"Les années 1960.
Dimanche 2 octobre 1960. Jean Seberg pose en couverture de Télérama devant un pot de pétunias. L'image est banale, n'étaient que les les cheveux blonds et les fleurs violettes. Quelqu'un, quelque part, a inventé la couleur. On surfe sur la vague des "rama" : Discorama de Denis Glase, Télérama donc et Cinépanorama de François Chalais.
Lentement, les références religieuses se raréfient. La messe se dit en français et parfois au son de la guitare. La société change et Mamie avec. En ce temps-là, elle a un peu plus de quarante ans ans.

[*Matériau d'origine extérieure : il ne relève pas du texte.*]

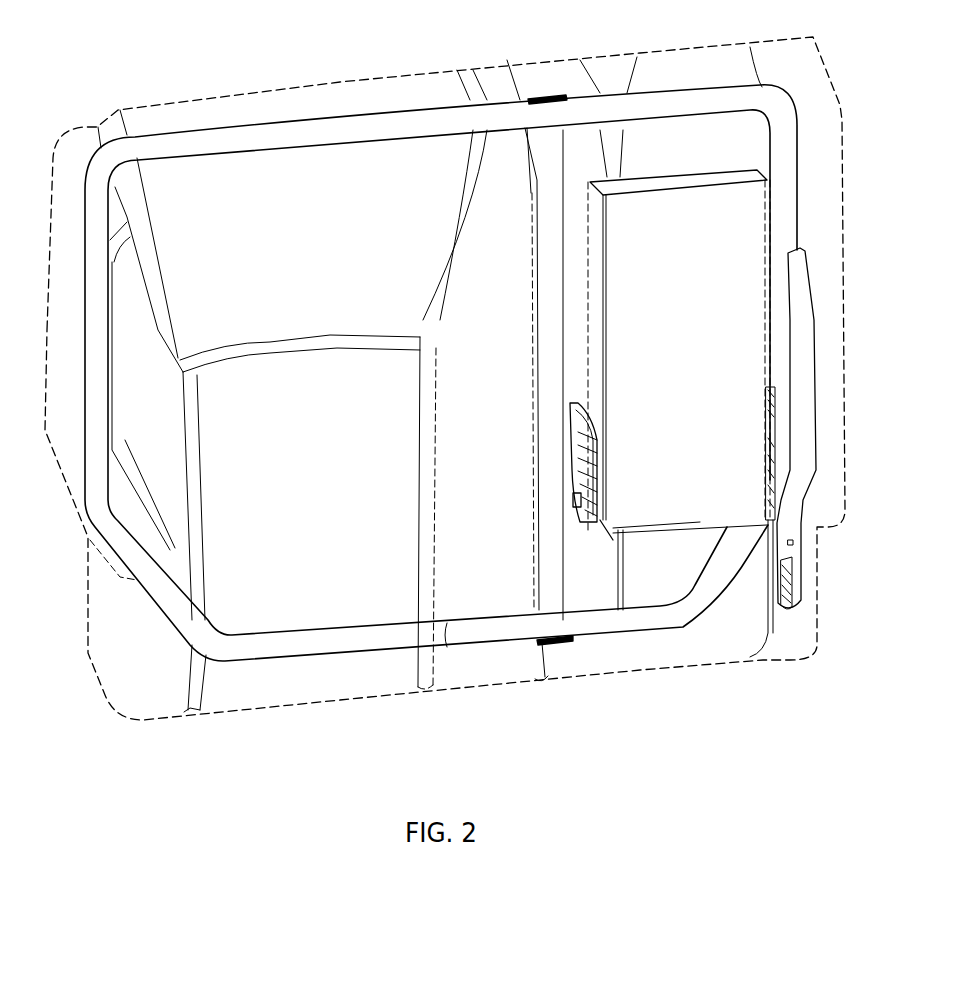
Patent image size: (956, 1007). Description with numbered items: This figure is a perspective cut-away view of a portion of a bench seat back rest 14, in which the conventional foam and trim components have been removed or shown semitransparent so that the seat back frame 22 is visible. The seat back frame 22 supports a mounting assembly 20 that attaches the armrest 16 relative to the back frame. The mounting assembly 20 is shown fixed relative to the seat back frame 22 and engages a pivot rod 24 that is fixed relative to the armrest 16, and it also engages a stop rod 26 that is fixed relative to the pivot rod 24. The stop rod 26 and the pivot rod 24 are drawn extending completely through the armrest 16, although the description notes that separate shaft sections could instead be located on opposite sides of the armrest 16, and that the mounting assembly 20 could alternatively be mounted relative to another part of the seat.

The back rest 14 is at (285, 254).
The armrest 16 is at (706, 339).
The mounting assembly 20 is at (766, 481).
The seat back frame 22 is at (328, 130).
The pivot rod 24 is at (587, 483).
The stop rod 26 is at (573, 500).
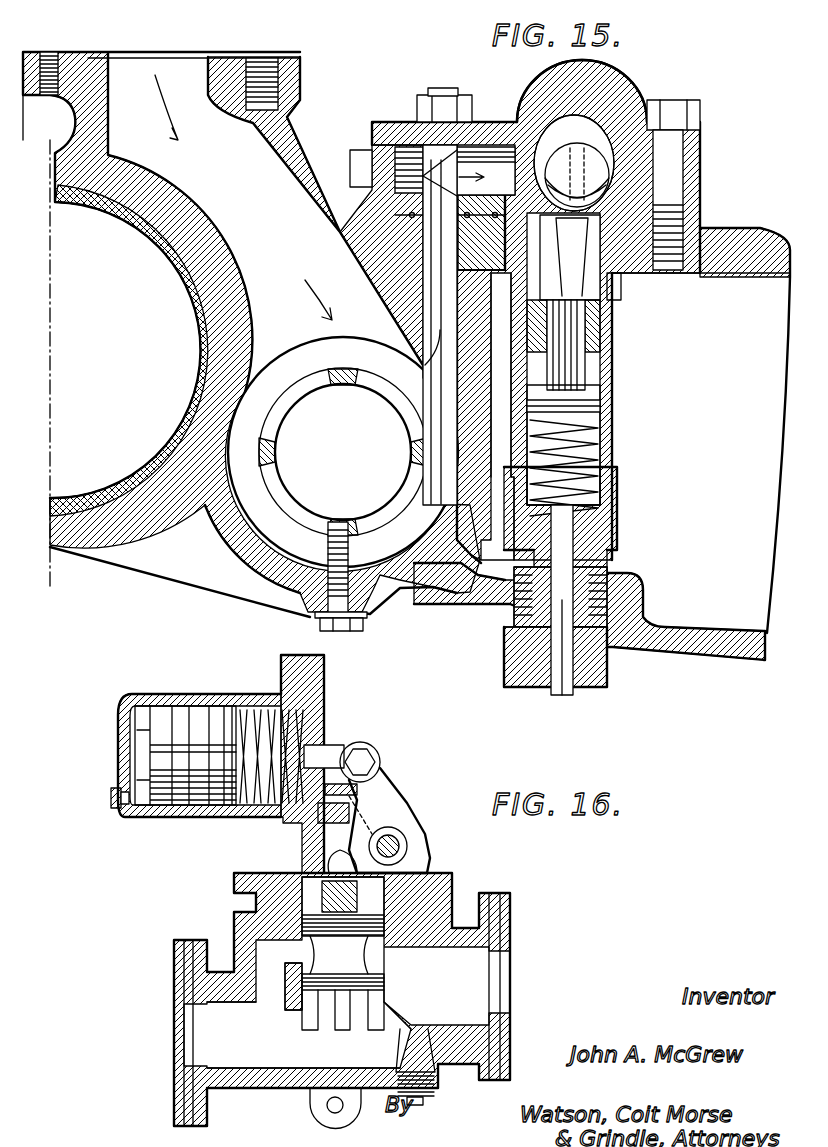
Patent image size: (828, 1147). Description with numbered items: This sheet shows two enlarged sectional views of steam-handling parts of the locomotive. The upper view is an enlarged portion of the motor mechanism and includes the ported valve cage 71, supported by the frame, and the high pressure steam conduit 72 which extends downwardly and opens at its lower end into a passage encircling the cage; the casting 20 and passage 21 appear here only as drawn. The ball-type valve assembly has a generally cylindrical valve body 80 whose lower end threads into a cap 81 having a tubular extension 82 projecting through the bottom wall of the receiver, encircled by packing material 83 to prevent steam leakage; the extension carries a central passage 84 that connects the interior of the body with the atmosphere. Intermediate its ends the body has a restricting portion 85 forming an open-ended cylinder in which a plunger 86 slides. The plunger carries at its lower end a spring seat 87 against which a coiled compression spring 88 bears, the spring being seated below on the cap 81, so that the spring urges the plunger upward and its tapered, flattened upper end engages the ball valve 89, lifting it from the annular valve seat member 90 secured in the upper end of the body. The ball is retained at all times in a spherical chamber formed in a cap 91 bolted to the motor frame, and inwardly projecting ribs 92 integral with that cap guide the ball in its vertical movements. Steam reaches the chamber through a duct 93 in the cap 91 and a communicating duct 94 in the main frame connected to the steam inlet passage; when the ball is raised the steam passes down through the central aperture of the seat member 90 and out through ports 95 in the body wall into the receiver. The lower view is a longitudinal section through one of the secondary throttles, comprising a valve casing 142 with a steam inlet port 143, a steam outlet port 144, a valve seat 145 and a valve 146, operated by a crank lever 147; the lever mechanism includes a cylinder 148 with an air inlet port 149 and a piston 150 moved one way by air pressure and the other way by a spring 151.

In FIG. 15, the pipe casing 20 is at (756, 262).
In FIG. 15, the port passage 21 is at (180, 228).
In FIG. 15, the valve cage 71 is at (262, 442).
In FIG. 15, the steam conduit 72 is at (247, 153).
In FIG. 15, the valve body 80 is at (604, 372).
In FIG. 15, the cap 81 is at (600, 538).
In FIG. 15, the tubular extension 82 is at (506, 648).
In FIG. 15, the packing material 83 is at (520, 615).
In FIG. 15, the central passage 84 is at (562, 690).
In FIG. 15, the restricting portion 85 is at (600, 322).
In FIG. 15, the plunger 86 is at (580, 350).
In FIG. 15, the spring seat 87 is at (600, 406).
In FIG. 15, the coiled compression spring 88 is at (585, 460).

Au sommet de l'Etat, c'est le grand chambardement. Avec le discours sur l'autodétermination, le général de Gaulle ouvre la porte à l'indépendance des "départements français d'Algérie". A Alger, les "Ultras" se révoltent et l'armée gronde.
De barricades en putsch, d'attentats en exode, les soubresauts perdurent jusqu'aux accords d'Evian, en 1962. A l'étranger, le vent de l'utopie s'est levé. Mais la consommation "made in USA" s'impose. Courrèges ouvre sa maison de couture. La mode est à BB, choucroute et Vichy rose. Elle sera bientôt mini.
Aux Etats-Unis, Kennedy accède au pouvoir. De passage à Paris, ils se présente comme 'l'homme qui accompagne Jackie". Les images en technicolor de ce président pétillant font un instant oublier la guerre froide, la construction du Mur de Berlin, le fiasco de Cuba et l'envoi de troupes au Viêtnam.
A Cannes, dans la bronca, La dolce vita de Fellini décroche la Palme d'or. Mamie est ravie. Elle s'émeut devant "Un homme et une femme" de Lelouch et se bat pour La religieuse de Rivette qui choque tellement que le film est officiellement interdit.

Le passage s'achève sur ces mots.